Dickinson was comfortable enough with her life even though she was constricted and limited.  Eventually she attracted the reputation or aspect of being mad but her withdrawnness, exclusiveness or isolationism from society is intriguing.  Sometimes Dickinson would not speak at all.  Her sister Levinia once said after her death that, “Dickinson was the one of the family who had thinking to do”(Lauter et al. 3043).  Dickinson indeed had thinking to do as well as writing.  In her later years, the reclusive Dickinson made it a point to wear only white.  She was described as, “too hermitic to meet with dress makers, so Dickinson had her similarly framed sister serve as the model for all of her dresses.  Only one surviving example of Dickinson’s wardrobe is in the Amherst History Museum”(ED Museum).  Dickinson’s brother Austin remembers, “her compositions were unlike anything ever heard- and always produced a sensation- both with the scholars and Teachers- her imagination sparkled- and she gave it free rein”(Lauter 3042).   Dickinson was a genius who chose to be alone with her works.

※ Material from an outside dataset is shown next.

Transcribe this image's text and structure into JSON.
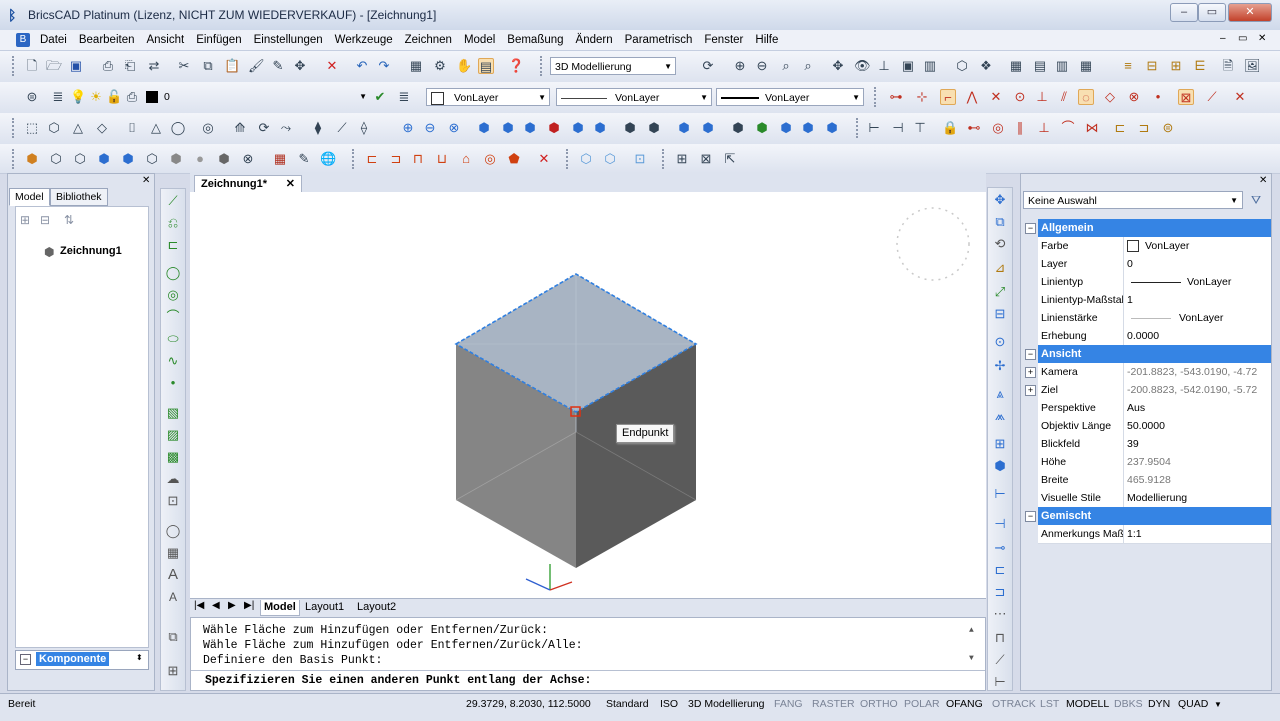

When Dickinson wrote she revealed her core to her family, friends and now readers.  She was brutally honest in all of her writings.  Dickinson would not be forced to become the ordinary.  She would not be molded by society, which is possibly why she chose to evade it.  Many questions still arise about Dickinson and her mystery will remain forever.  Dickinson did live a full life in which she lived through her poetry.  When one studies Dickinson’s life and poetry she no longer Dickinson but she becomes the breathtaking and interesting Emily. 

  

Works Cited

Lauter, Paul., et al.  The Heath Anthology of American Literature, Volume B.     Boston: Houghton Mifflin Co. 2006.

Meyer, Michael., et al. The Compact Bedford Introduction to Literature.  Boston: Bedford/St. Martin’s.  2006

Dickinson, Emily.  Emily Dickinson Selected Letters Edited by Thomas H. Johnson. Cambridge:  The Belknap Press of Harvard University Press.  1958.

Dickinson, Emily.  “Faith” is a fine invention”.  1860.

Dickinson, Emily.  “I know that He exists”.  1862.

Dickinson, Emily.  “Because I could not stop for Death - “.  1863.

Dickinson, Emily.  “There’s a certain Slant of light”.  1861.  

“Female Education”.  The Mother’s Magazine.  Massachusetts, July 1848.